In Vanuatu, for instance, the May 2024 collapse of the national airline was linked to the country’s indebtedness to the PRC, the Australian Financial Review newspaper reported. The airline shut down as government officials made across-the-board cuts to meet loan repayments for PRC-financed infrastructure. At the time, the PRC was Vanuatu’s second-biggest financial benefactor, after Australia, providing $483 million in aid and loans, including $90 million for the South Pacific’s biggest wharf.
Allies and Partners such as Australia and the U.S. offer a different economic plan that aims to help Pacific Island enterprises grow. The U.S.’s Pacific Partnership Strategy includes $50 million to expand financial access for small and medium businesses, with an emphasis on climate resilience as well as women-owned enterprises. The U.S. also wants to encourage financing from the World Bank Group and the Asian Development Bank to spur investments to address climate change and other global challenges. And, in Kiribati, a U.S.-backed $29 million program promotes safe, accessible and inclusive employment opportunities, strengthens workers’ rights, and provides job training.
By contrast, PRC projects in the Blue Pacific include unfinished multistory buildings deteriorating in Fiji and PNG, and a convention center in Vanuatu that officials said is too expensive to maintain, the Lowy Institute, an Australian think tank, reported in January 2023. The report noted that Tonga also struggled to repay PRC-backed loans. “These outcomes have reduced the appetite for new Chinese infrastructure lending in the Pacific,” the institute said.
Among the Blue Pacific nations pushing back against Beijing’s financing schemes is Samoa.
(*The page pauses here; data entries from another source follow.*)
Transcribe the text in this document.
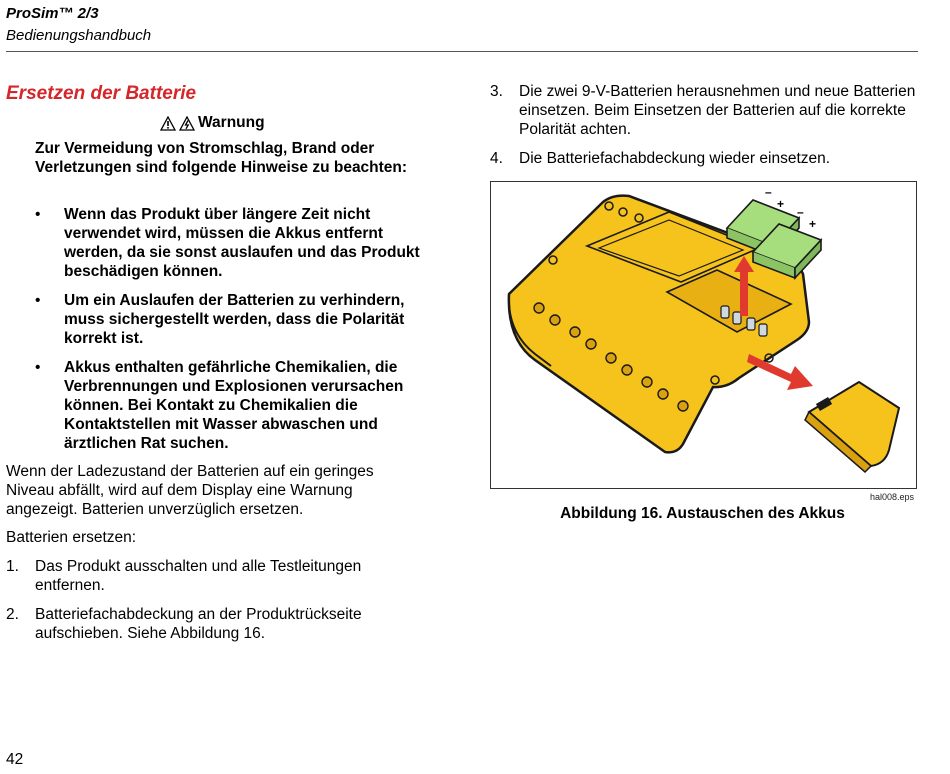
ProSim™ 2/3
Bedienungshandbuch
Ersetzen der Batterie
Warnung
Zur Vermeidung von Stromschlag, Brand oder Verletzungen sind folgende Hinweise zu beachten:
• Wenn das Produkt über längere Zeit nicht verwendet wird, müssen die Akkus entfernt werden, da sie sonst auslaufen und das Produkt beschädigen können.
• Um ein Auslaufen der Batterien zu verhindern, muss sichergestellt werden, dass die Polarität korrekt ist.
• Akkus enthalten gefährliche Chemikalien, die Verbrennungen und Explosionen verursachen können. Bei Kontakt zu Chemikalien die Kontaktstellen mit Wasser abwaschen und ärztlichen Rat suchen.
Wenn der Ladezustand der Batterien auf ein geringes Niveau abfällt, wird auf dem Display eine Warnung angezeigt. Batterien unverzüglich ersetzen.
Batterien ersetzen:
1. Das Produkt ausschalten und alle Testleitungen entfernen.
2. Batteriefachabdeckung an der Produktrückseite aufschieben. Siehe Abbildung 16.
3. Die zwei 9-V-Batterien herausnehmen und neue Batterien einsetzen. Beim Einsetzen der Batterien auf die korrekte Polarität achten.
4. Die Batteriefachabdeckung wieder einsetzen.
–
+
–
+
hal008.eps
Abbildung 16. Austauschen des Akkus
42
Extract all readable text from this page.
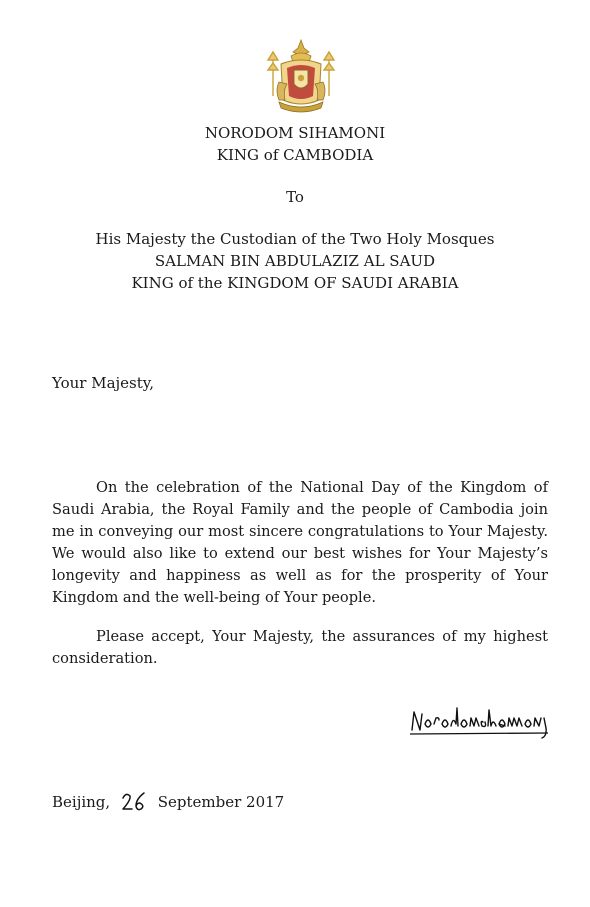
NORODOM SIHAMONI
KING of CAMBODIA
To
His Majesty the Custodian of the Two Holy Mosques
SALMAN BIN ABDULAZIZ AL SAUD
KING of the KINGDOM OF SAUDI ARABIA
Your Majesty,

On the celebration of the National Day of the Kingdom of Saudi Arabia, the Royal Family and the people of Cambodia join me in conveying our most sincere congratulations to Your Majesty. We would also like to extend our best wishes for Your Majesty’s longevity and happiness as well as for the prosperity of Your Kingdom and the well-being of Your people.

Please accept, Your Majesty, the assurances of my highest consideration.

Beijing,	September 2017
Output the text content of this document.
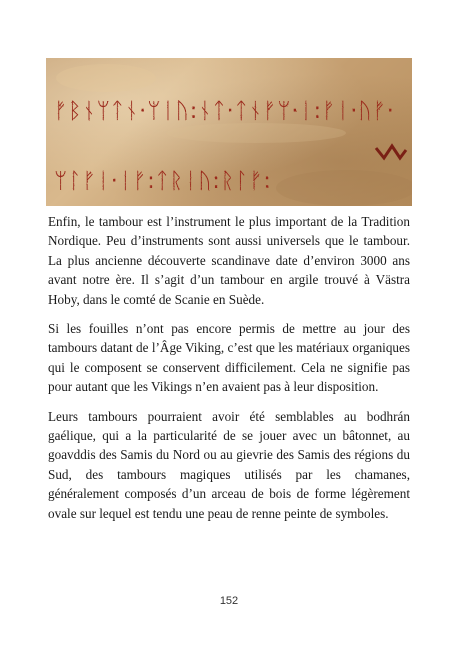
ᚠᛒᚾᛘᛏᚾ·ᛘᛁᚢ:ᚾᛏ·ᛏᚾᚠᛘ·ᛁ:ᚠᛁ·ᚢᚠ·
ᛘᛚᚠᛁ·ᛁᚠ:ᛏᚱᛁᚢ:ᚱᛚᚠ:

Enfin, le tambour est l’instrument le plus important de la Tradition Nordique. Peu d’instruments sont aussi universels que le tambour. La plus ancienne découverte scandinave date d’environ 3000 ans avant notre ère. Il s’agit d’un tambour en argile trouvé à Västra Hoby, dans le comté de Scanie en Suède.

Si les fouilles n’ont pas encore permis de mettre au jour des tambours datant de l’Âge Viking, c’est que les matériaux organiques qui le composent se conservent difficilement. Cela ne signifie pas pour autant que les Vikings n’en avaient pas à leur disposition.

Leurs tambours pourraient avoir été semblables au bodhrán gaélique, qui a la particularité de se jouer avec un bâtonnet, au goavddis des Samis du Nord ou au gievrie des Samis des régions du Sud, des tambours magiques utilisés par les chamanes, généralement composés d’un arceau de bois de forme légèrement ovale sur lequel est tendu une peau de renne peinte de symboles.

152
In 1962, it became the first Pacific island nation to gain political independence. It formally changed its name in 1997 from Western Samoa.
In 2021, newly elected Prime Minister Fiame Naomi Mata’afa canceled a $128 million Chinese-backed port development project, calling it excessive for a small nation that was already heavily indebted to the PRC.
“It’s very difficult to imagine that we would need the scale that’s being proposed under this particular project,” she told Reuters, “when there are more pressing projects that the government needs to give priority to.”
Blue Pacific nations will see opportunities for future growth via bilateral engagements with the U.S. and other partners that will allow the countries to balance their interests and protect their sovereignty. The 10th Pacific Islands Leaders meetings among Japan and the PIF nations in July 2024, for instance, brought an agreement for future consideration of investments and trade links, and new accords for greater cooperation on regional security.